Doping and interface engineering in a sandwich Ti3C2Tx/MoS2−xPx heterostructure for efficient hydrogen evolution

Abstract

The development of low-cost, stable, and robust electrocatalysts for the hydrogen evolution reaction (HER) is significantly indispensable and is of urgent need for electrocatalytic water splitting and clean energy. Herein, a hydrothermal and phosphorization approach is reported for the construction of a sandwich Ti₃C₂T_x/MoS_2−xP_x heterostructure, in which ultrathin MoS₂ nanosheets doped with P are vertically grown on a 2D layered Ti₃C₂T_x MXene. The as-prepared Ti₃C₂T_x/MoS_2−xP_x heterostructure delivers outstanding activity for the HER, affording a low overpotential of 157 mV at 10 mA cm⁻², as well as superior long-term durability with a negligible attenuation after 2000 CV cycles and constant activity after the chronoamperometric test.
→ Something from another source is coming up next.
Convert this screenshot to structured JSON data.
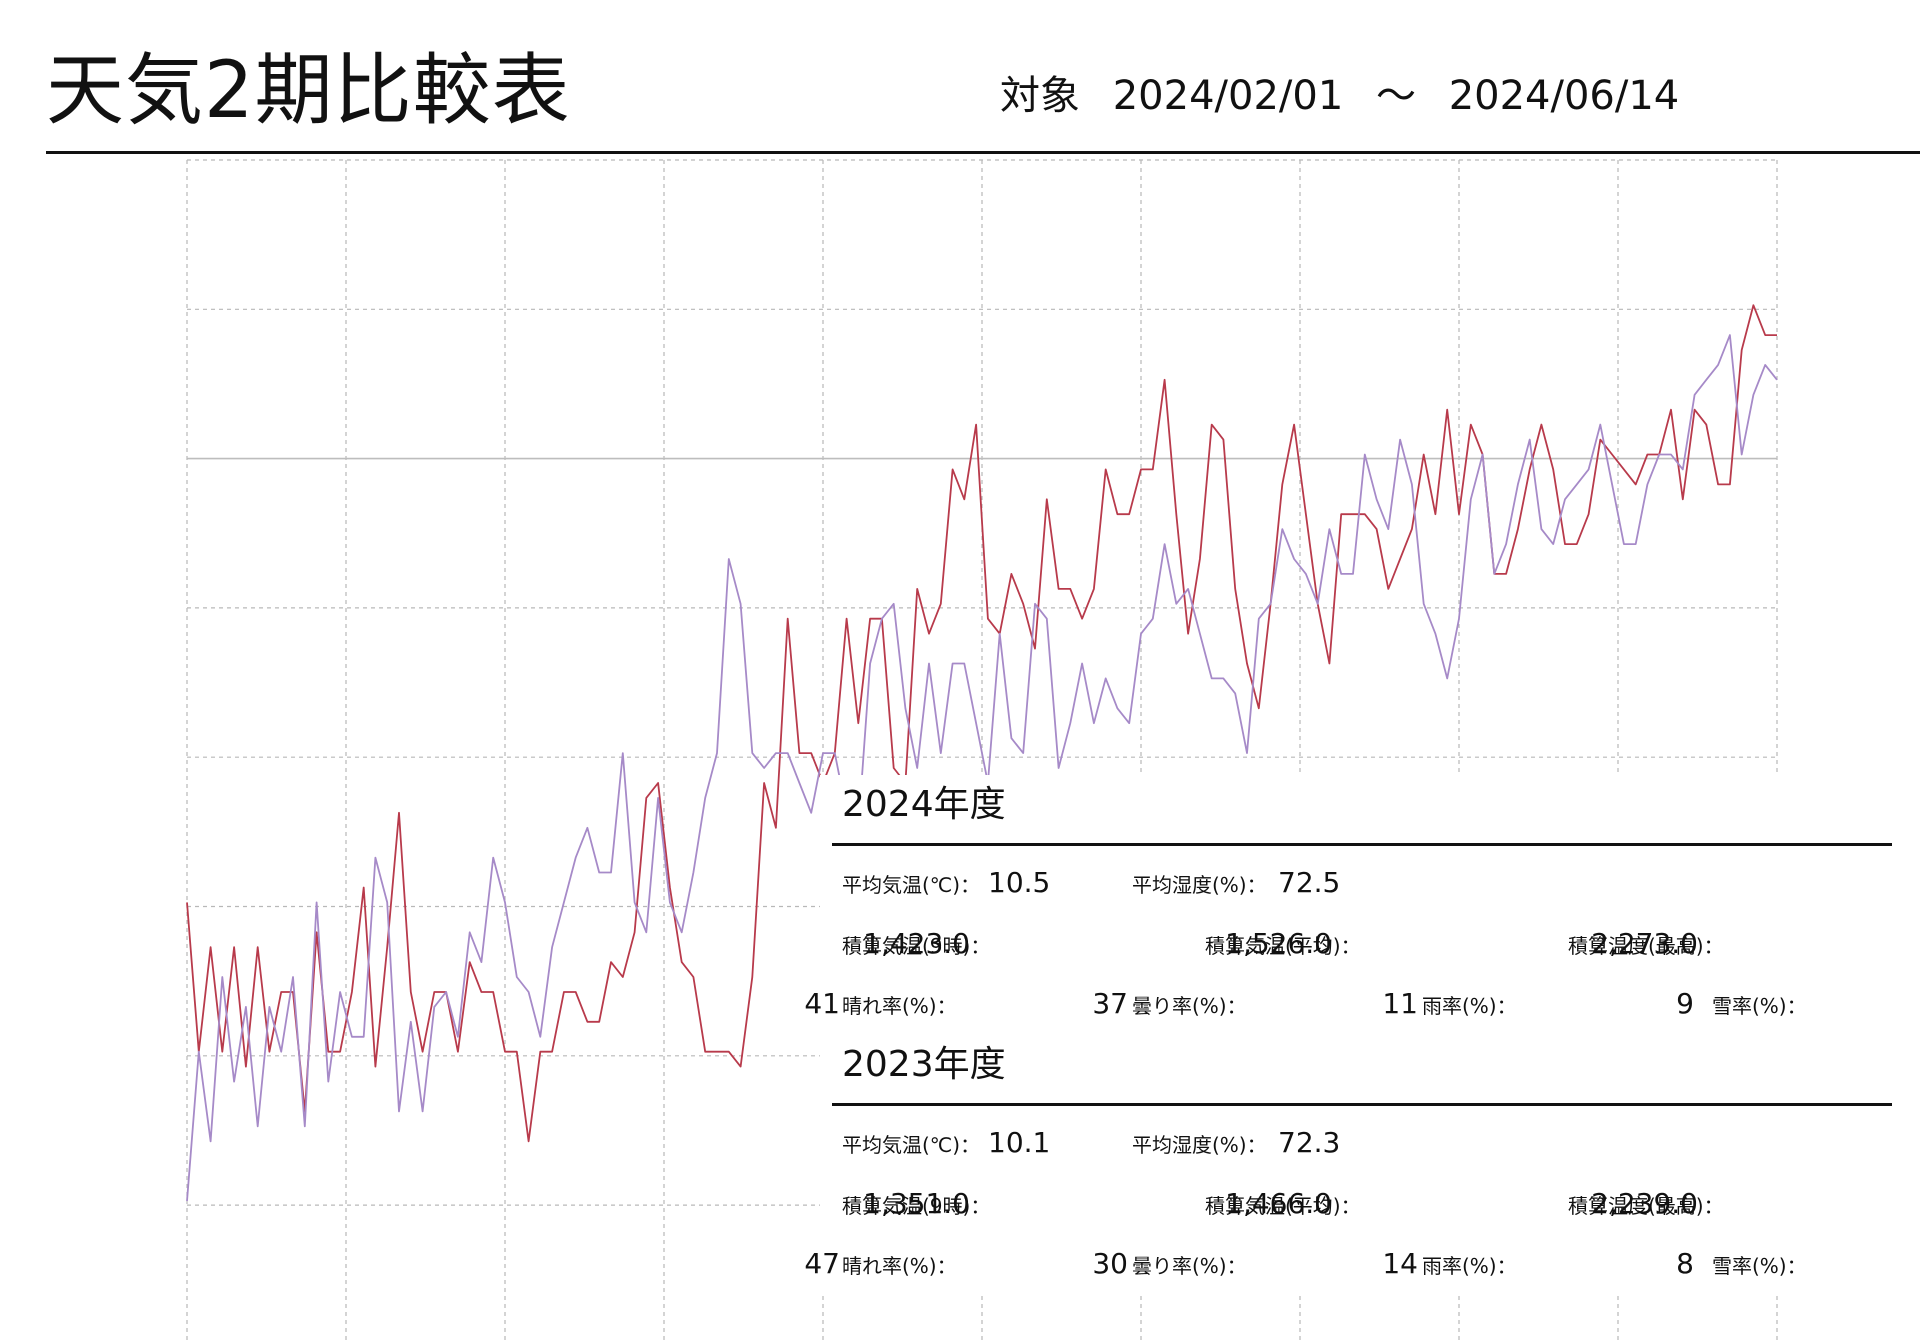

An excellent HER performance is induced by ultrathin MoS₂ nanosheets, which bring abundant active sites to accelerate mass transport. Furthermore, the sandwich heterostructure shows an abundant interface and a 3D porous network, which can facilitate electron transfer capability and promote the contact of electrolytes. In addition, P doping provides good conductivity and has appropriate adsorption and desorption energy for the H intermediate. This work enriches the catalyst family and presents an alternative and efficient route to accelerate the hydrogen activity of non-noble metal catalysts.